La più grande è la Great Pacific Garbage Patch, nell’Oceano Pacifico, con dimensioni pari a quelle della penisola iberica. In pochi sanno che l’80% dei rifiuti arriva in mare provenendo soprattutto da corsi d’acqua minori come i fiumi: infatti, è attraverso questi ultimi che un detrito raggiunge gli oceani, impiegando circa 20 anni.

A livello globale, sono almeno 700 le specie marine minacciate dalla plastica. La mission del progetto italiano ecosostenibile “River Cleaning Plastic & Oil” è intervenire sul problema sfruttando questo lasso temporale a lunga gittata, ma il principale ostacolo nell’operare in ambienti fluviali consiste nella necessità di trovare una soluzione comune e adattabile a situazioni molto diverse tra loro, tanto in termini di larghezza e profondità del corso d’acqua, quanto in termini di navigabilità.

Le soluzioni attualmente utilizzate includono installazioni galleggianti fisse o mobili come barriere e reti, contemplando esclusivamente tecniche che portano alla chiusura, anche solo temporanea, della viabilità del fiume; inoltre ogni installazione richiede mezzi specifici, altrettanti studi e, dunque, costi molto elevati.

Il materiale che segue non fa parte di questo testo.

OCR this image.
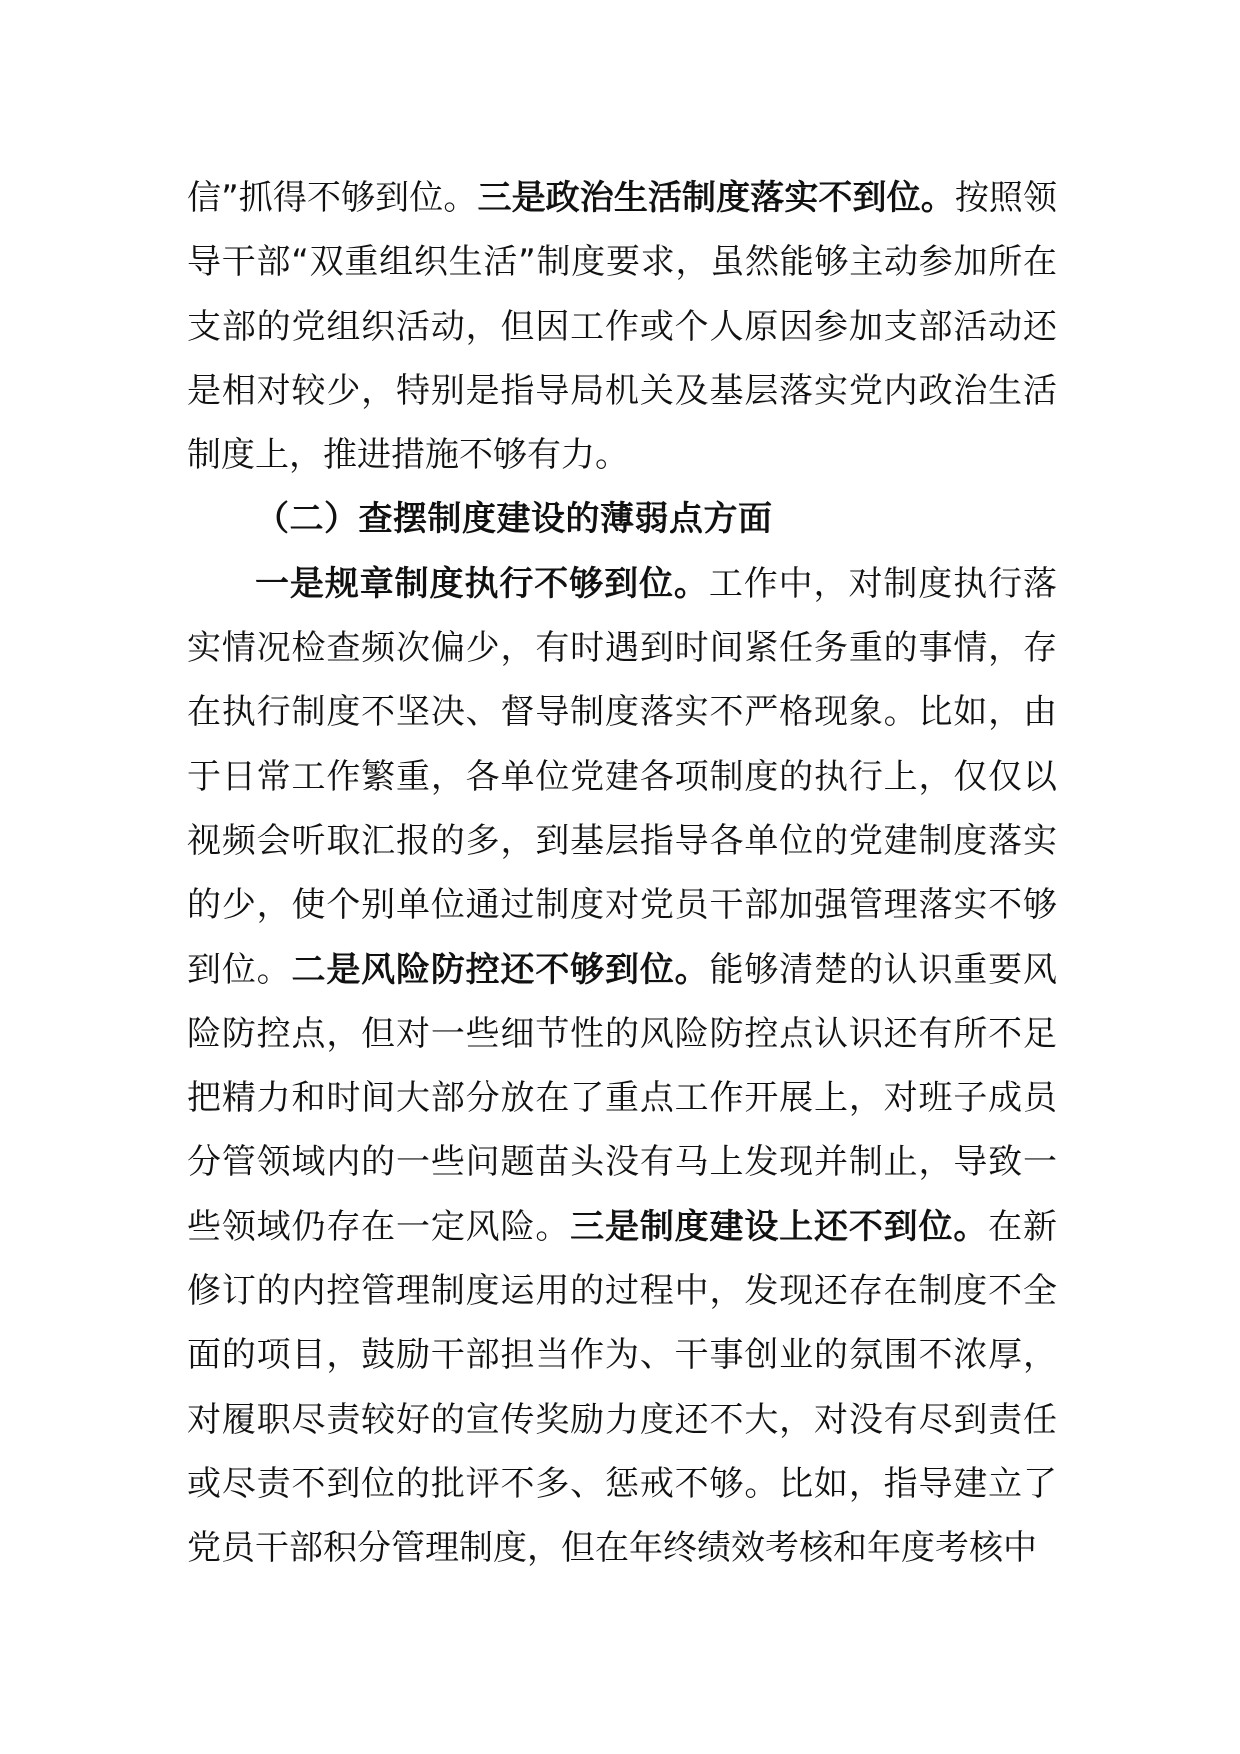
信”抓得不够到位。三是政治生活制度落实不到位。按照领导干部“双重组织生活”制度要求，虽然能够主动参加所在支部的党组织活动，但因工作或个人原因参加支部活动还是相对较少，特别是指导局机关及基层落实党内政治生活制度上，推进措施不够有力。

（二）查摆制度建设的薄弱点方面

一是规章制度执行不够到位。工作中，对制度执行落实情况检查频次偏少，有时遇到时间紧任务重的事情，存在执行制度不坚决、督导制度落实不严格现象。比如，由于日常工作繁重，各单位党建各项制度的执行上，仅仅以视频会听取汇报的多，到基层指导各单位的党建制度落实的少，使个别单位通过制度对党员干部加强管理落实不够到位。二是风险防控还不够到位。能够清楚的认识重要风险防控点，但对一些细节性的风险防控点认识还有所不足把精力和时间大部分放在了重点工作开展上，对班子成员分管领域内的一些问题苗头没有马上发现并制止，导致一些领域仍存在一定风险。三是制度建设上还不到位。在新修订的内控管理制度运用的过程中，发现还存在制度不全面的项目，鼓励干部担当作为、干事创业的氛围不浓厚，对履职尽责较好的宣传奖励力度还不大，对没有尽到责任或尽责不到位的批评不多、惩戒不够。比如，指导建立了党员干部积分管理制度，但在年终绩效考核和年度考核中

Al contrario, la soluzione alternativa proposta da River Cleaning è rappresentata da una serie di boe galleggianti, disposte trasversalmente sul corso del fiume: ruotando su loro stesse grazie alla corrente dell’acqua, esse riescono a intercettare il rifiuto e a convogliarlo sulla riva del fiume, in un’apposita area di stoccaggio. Tale sistema si configura come rivoluzionario poiché a basso impatto ambientale e autoalimentato, per un’autonomia operativa 24/7, senza la necessità di manodopera giornaliera e pertanto non particolarmente costoso.

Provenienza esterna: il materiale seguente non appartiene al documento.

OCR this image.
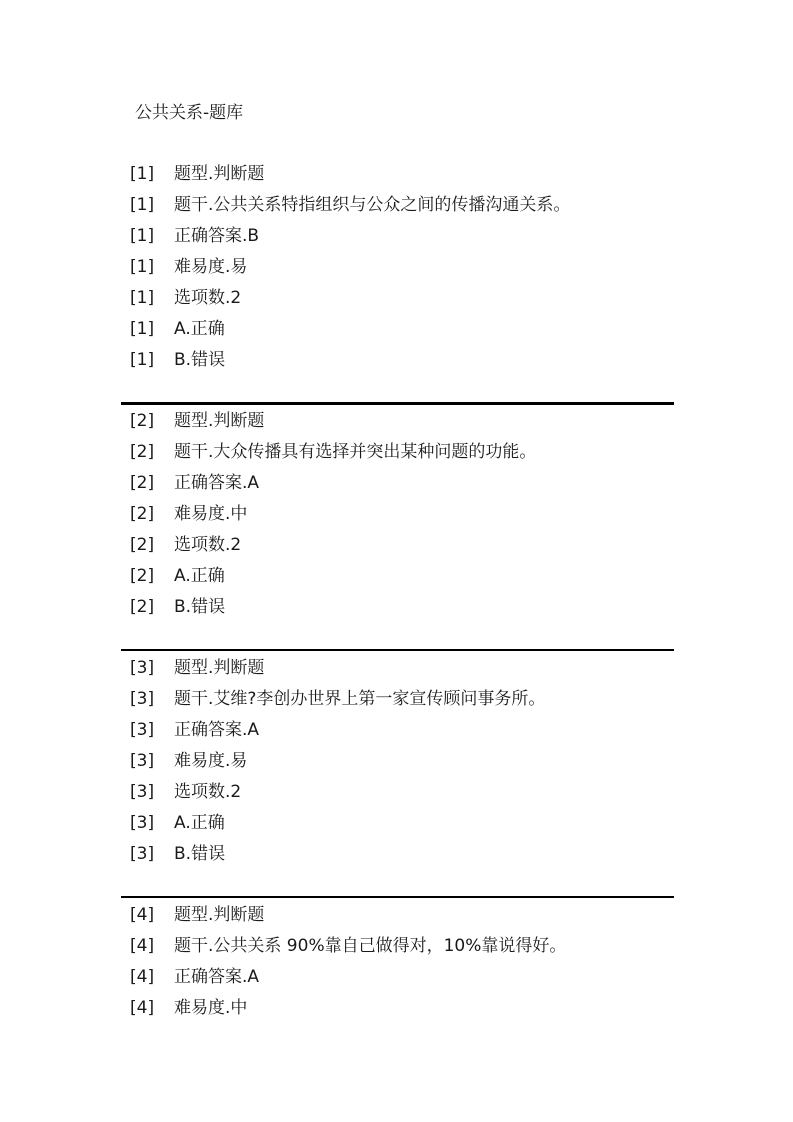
公共关系-题库
[1] 题型.判断题
[1] 题干.公共关系特指组织与公众之间的传播沟通关系。
[1] 正确答案.B
[1] 难易度.易
[1] 选项数.2
[1] A.正确
[1] B.错误
[2] 题型.判断题
[2] 题干.大众传播具有选择并突出某种问题的功能。
[2] 正确答案.A
[2] 难易度.中
[2] 选项数.2
[2] A.正确
[2] B.错误
[3] 题型.判断题
[3] 题干.艾维?李创办世界上第一家宣传顾问事务所。
[3] 正确答案.A
[3] 难易度.易
[3] 选项数.2
[3] A.正确
[3] B.错误
[4] 题型.判断题
[4] 题干.公共关系 90%靠自己做得对，10%靠说得好。
[4] 正确答案.A
[4] 难易度.中
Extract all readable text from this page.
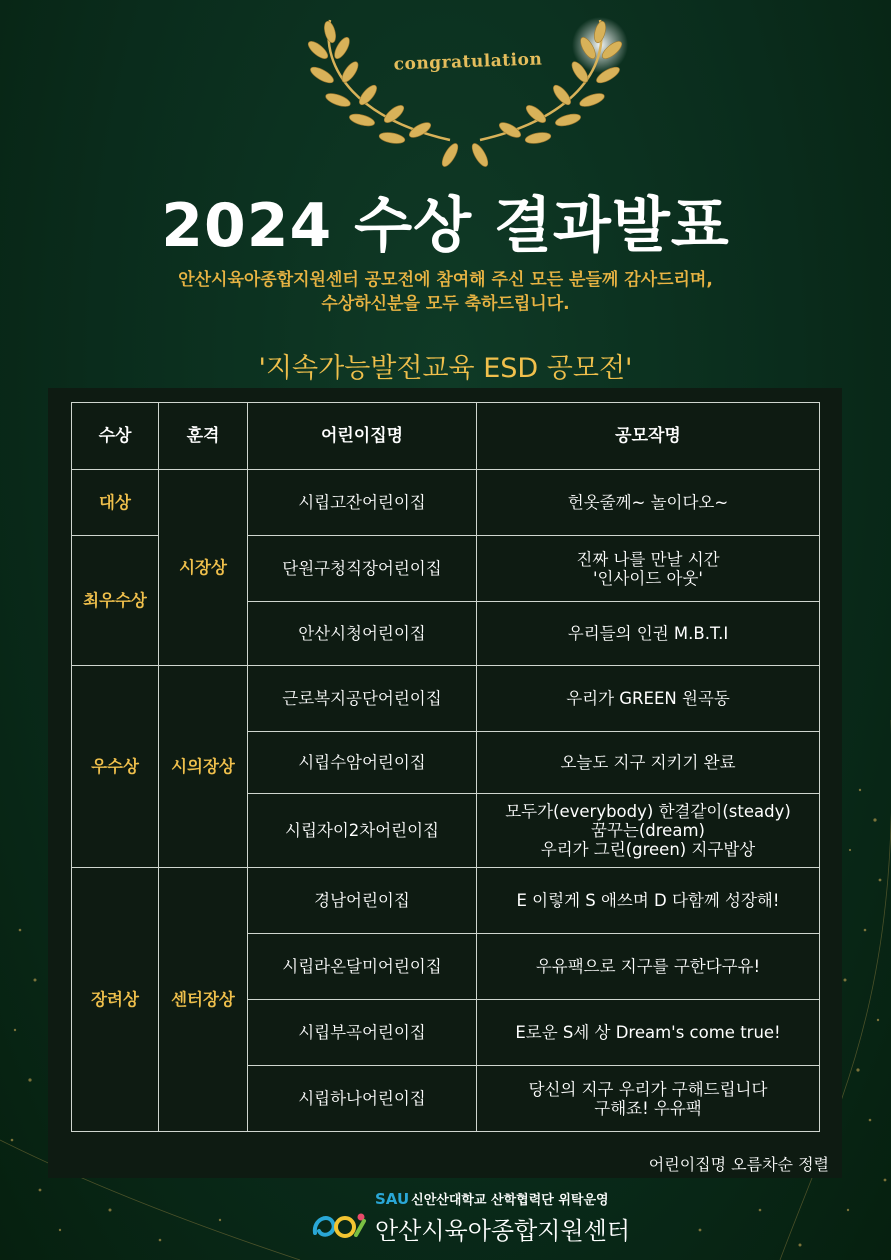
congratulation
2024 수상 결과발표
안산시육아종합지원센터 공모전에 참여해 주신 모든 분들께 감사드리며,
수상하신분을 모두 축하드립니다.
'지속가능발전교육 ESD 공모전'
수상	훈격	어린이집명	공모작명
대상	시장상	시립고잔어린이집	헌옷줄께~ 놀이다오~

최우수상		단원구청직장어린이집	진짜 나를 만날 시간
'인사이드 아웃'

		안산시청어린이집	우리들의 인권 M.B.T.I

우수상	시의장상	근로복지공단어린이집	우리가 GREEN 원곡동

		시립수암어린이집	오늘도 지구 지키기 완료

		시립자이2차어린이집	모두가(everybody) 한결같이(steady)
꿈꾸는(dream)
우리가 그린(green) 지구밥상

장려상	센터장상	경남어린이집	E 이렇게 S 애쓰며 D 다함께 성장해!

		시립라온달미어린이집	우유팩으로 지구를 구한다구유!

		시립부곡어린이집	E로운 S세 상 Dream's come true!

		시립하나어린이집	당신의 지구 우리가 구해드립니다
구해죠! 우유팩
어린이집명 오름차순 정렬
SAU 신안산대학교 산학협력단 위탁운영
안산시육아종합지원센터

Le prestazioni analizzate al computer risultano estremamente elevate, con una percentuale di efficacia pari all’85% dei rifiuti plastici intercettati. I suoi dispositivi, inoltre, sono in grado di adattarsi a qualsiasi corso d’acqua, avendo dimensioni variabili a seconda della conformazione e delle esigenze specifiche dello stesso, senza impedire il transito di barche e canoe né disturbando la fauna. Non va poi dimenticato che recuperare i rifiuti nei fiumi è il modo migliore per creare nuovi prodotti riciclati: il mare, infatti, restituisce materiale molto più corroso e quindi con meno possibilità di essere riutilizzato.

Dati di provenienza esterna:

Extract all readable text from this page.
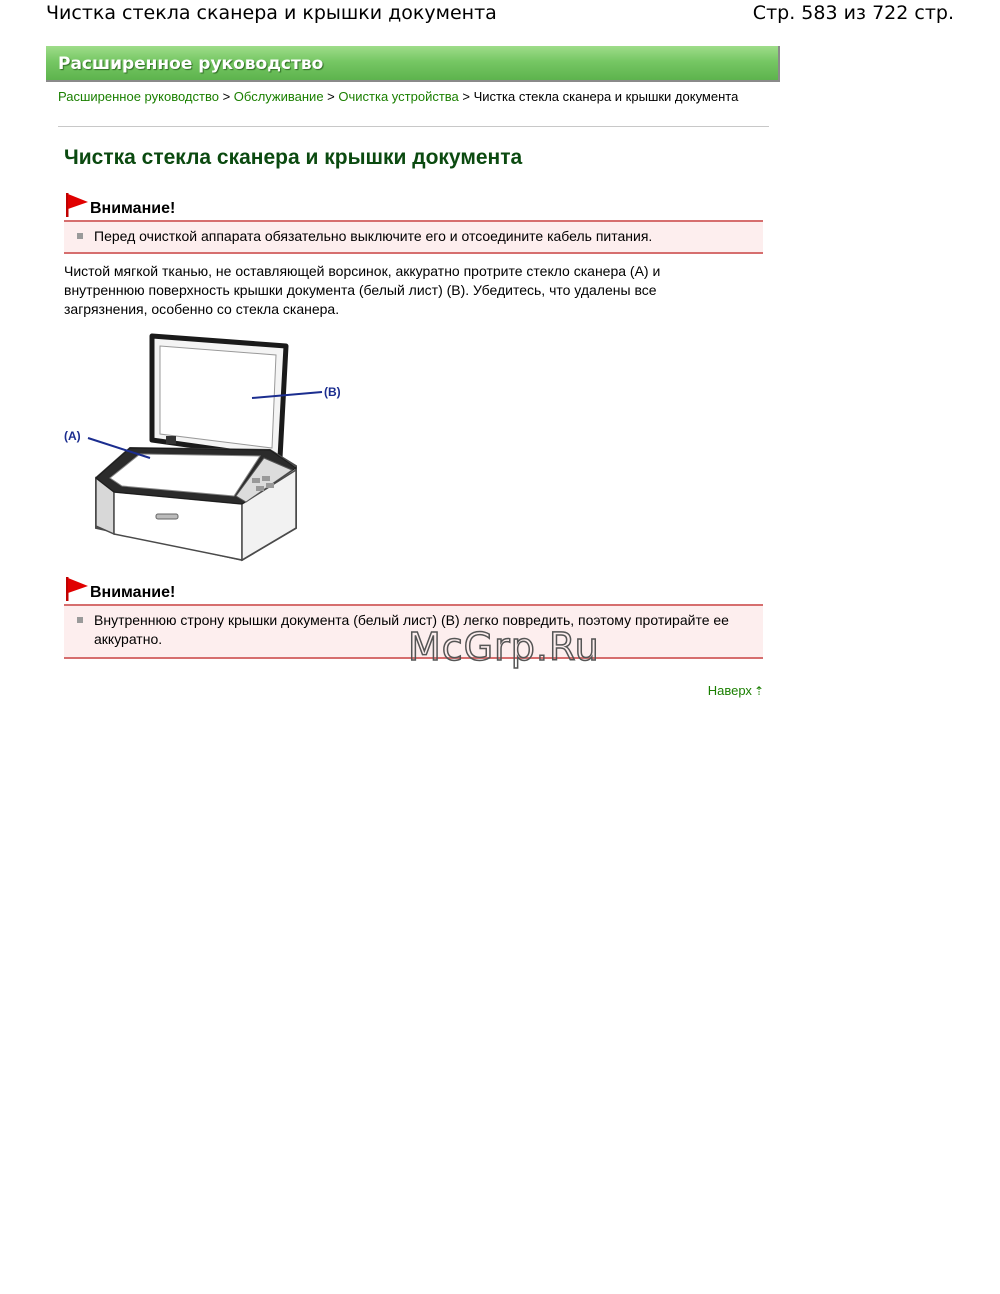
Чистка стекла сканера и крышки документа	Стр. 583 из 722 стр.
Расширенное руководство
Расширенное руководство > Обслуживание > Очистка устройства > Чистка стекла сканера и крышки документа
Чистка стекла сканера и крышки документа
Внимание!
Перед очисткой аппарата обязательно выключите его и отсоедините кабель питания.

Чистой мягкой тканью, не оставляющей ворсинок, аккуратно протрите стекло сканера (A) и внутреннюю поверхность крышки документа (белый лист) (B). Убедитесь, что удалены все загрязнения, особенно со стекла сканера.

(B)
(A)
Внимание!
Внутреннюю строну крышки документа (белый лист) (B) легко повредить, поэтому протирайте ее аккуратно.	McGrp.Ru
Наверх ⇡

Oltre alla plastica, River Cleaning può recuperare anche oli e altri liquidi inquinanti sversati nei fiumi, avendo messo a punto un sistema che propone due soluzioni: quella più semplice funziona grazie al principio delle spugne assorbenti ed in grado di affrontare il problema nei piccoli corsi d’acqua, mentre la più sofisticata – concepita per i grandi sversamenti e utile in caso di incidente in mare – consiste in un sistema meccanico centralizzato di aspirazione e filtraggio che permette a grandi volumi di acqua di essere rigenerati, riducendo radicalmente la contaminazione.

La soluzione all’inquinamento del mare proviene dal Veneto e precisamente dalla Mold S.r.l., azienda operativa nel settore dei materiali termoplastici, fondata nel 2008 da Vanni Covolo, CEO e proprietario del brevetto River Cleaning, che ha recentemente ottenuto la certificazione di sostenibilità Friend of the Sea. Tenuto conto della statistica secondo cui il 95% dei rifiuti si inabissa quando arriva in mare, 

Covolo ha evidenziato la necessità dell’intervento preventivo quando il rifiuto si trova ancora nel fiume, cioè «prima che diventi, paradossalmente, problema di tutti e responsabilità di nessuno». «Ora cerchiamo un partner industriale per proporre il nostro sistema anche all’estero – aggiunge Covolo – perché l’inquinamento da plastica è un’emergenza globale che necessita di un dialogo con interlocutori che condividono la nostra visione, per instaurare un rapporto di mutua crescita: tante gocce assieme fanno un oceano. Senza plastica, possibilmente».